Harris’s maternal uncle, Gopalan Balachandran, said he was happy to hear Harris mention her mother, who was a cancer researcher, in her speeches. He is a senior defense scholar who lives in Delhi.
“She is a good speaker. She didn’t throw any surprise, she mentioned her mother which she does often. I was happy about that,” Balachandran said.
The 79-year-old, who had wanted to attend Wednesday’s pared-down inauguration in Washington, added that he would like to celebrate with her in person once it was safe to travel.
Harris’s parents met in California, where they had gone to study in the 1960s.

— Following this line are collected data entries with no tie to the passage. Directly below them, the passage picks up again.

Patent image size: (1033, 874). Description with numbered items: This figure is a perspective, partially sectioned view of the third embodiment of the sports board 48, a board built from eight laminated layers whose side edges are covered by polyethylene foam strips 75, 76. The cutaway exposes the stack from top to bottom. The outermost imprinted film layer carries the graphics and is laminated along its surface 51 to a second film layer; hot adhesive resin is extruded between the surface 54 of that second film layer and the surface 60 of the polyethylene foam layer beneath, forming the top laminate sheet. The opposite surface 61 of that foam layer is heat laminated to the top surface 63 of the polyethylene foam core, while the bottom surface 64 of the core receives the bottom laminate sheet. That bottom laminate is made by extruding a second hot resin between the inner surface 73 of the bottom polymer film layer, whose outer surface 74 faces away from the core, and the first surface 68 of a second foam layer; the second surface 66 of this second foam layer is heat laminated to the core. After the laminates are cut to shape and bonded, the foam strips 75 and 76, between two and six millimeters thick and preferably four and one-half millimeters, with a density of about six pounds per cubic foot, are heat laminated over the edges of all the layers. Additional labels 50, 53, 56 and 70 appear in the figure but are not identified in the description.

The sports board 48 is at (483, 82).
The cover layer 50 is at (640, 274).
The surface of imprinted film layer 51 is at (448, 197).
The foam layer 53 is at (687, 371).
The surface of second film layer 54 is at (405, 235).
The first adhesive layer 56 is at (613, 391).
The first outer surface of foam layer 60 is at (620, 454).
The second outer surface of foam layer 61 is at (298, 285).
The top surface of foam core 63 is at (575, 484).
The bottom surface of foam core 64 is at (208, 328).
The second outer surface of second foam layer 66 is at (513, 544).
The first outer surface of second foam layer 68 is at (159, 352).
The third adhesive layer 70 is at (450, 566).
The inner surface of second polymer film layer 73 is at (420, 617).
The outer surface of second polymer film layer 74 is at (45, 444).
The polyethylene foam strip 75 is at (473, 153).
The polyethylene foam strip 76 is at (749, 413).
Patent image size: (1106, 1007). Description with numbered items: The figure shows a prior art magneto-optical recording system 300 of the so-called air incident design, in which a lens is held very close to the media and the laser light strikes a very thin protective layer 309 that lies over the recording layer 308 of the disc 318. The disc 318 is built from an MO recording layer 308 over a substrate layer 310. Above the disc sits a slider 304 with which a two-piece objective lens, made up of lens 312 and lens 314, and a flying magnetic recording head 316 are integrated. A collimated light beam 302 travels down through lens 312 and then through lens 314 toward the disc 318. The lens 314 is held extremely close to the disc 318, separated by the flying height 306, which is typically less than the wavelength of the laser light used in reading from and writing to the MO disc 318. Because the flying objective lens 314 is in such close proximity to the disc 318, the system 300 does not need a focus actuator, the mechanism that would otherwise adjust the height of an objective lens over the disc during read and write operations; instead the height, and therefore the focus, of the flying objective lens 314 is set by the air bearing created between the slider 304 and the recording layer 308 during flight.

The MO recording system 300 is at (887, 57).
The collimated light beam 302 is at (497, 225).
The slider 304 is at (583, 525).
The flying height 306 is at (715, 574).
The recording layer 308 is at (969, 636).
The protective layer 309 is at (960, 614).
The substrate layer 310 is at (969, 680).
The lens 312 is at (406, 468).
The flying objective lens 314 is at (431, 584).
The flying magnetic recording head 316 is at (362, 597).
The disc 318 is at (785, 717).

Indian media celebrated her rise to power as another sign of the success of Indians abroad.
“Namaste Madame Vice President,” ran a headline in the Deccan Herald.
The Times of India said Harris had beaten sexism and racism to make history.
Residents of a tiny village in southern India had offered a potent celebratory mix of prayers and firecrackers.
Harris’s maternal grandfather was born in the village of Thulasendrapuram, about 215 miles from Chennai in the southern Indian state of Tamil Nadu more than 100 years ago.
Meanwhile, in Jamaica, tears rolled down the face of Norma Walters as she watched her former schoolmate’s daughter being inaugurated on Wednesday, the Kingston paper the Gleaner reported.
Walters, who attended school alongside Donald Harris, the vice-president’s father, decades ago in the northern Jamaica community of Brown’s Town, St Ann, was emotional even though she has never met the vice-president, according to the daily paper.
She cried when Harris and Joe Biden spoke on Tuesday evening at the first national event held to commemorate now more than 400,000 Americans who have died from the coronavirus.
On Wednesday morning at the US Capitol, “when I saw them [Biden and Harris] coming in, the same thing happened, full of emotion”, Walters, an educator, said.
Although Harris is largely estranged from her father and noticeably did not mention him in her victory speech last November, Walters said the former US senator “belongs to us”.
“The name Harris is a very popular name around here, and I am so proud to know that somebody who had Jamaican roots, however tentative, has reached that particular position,” Walters said.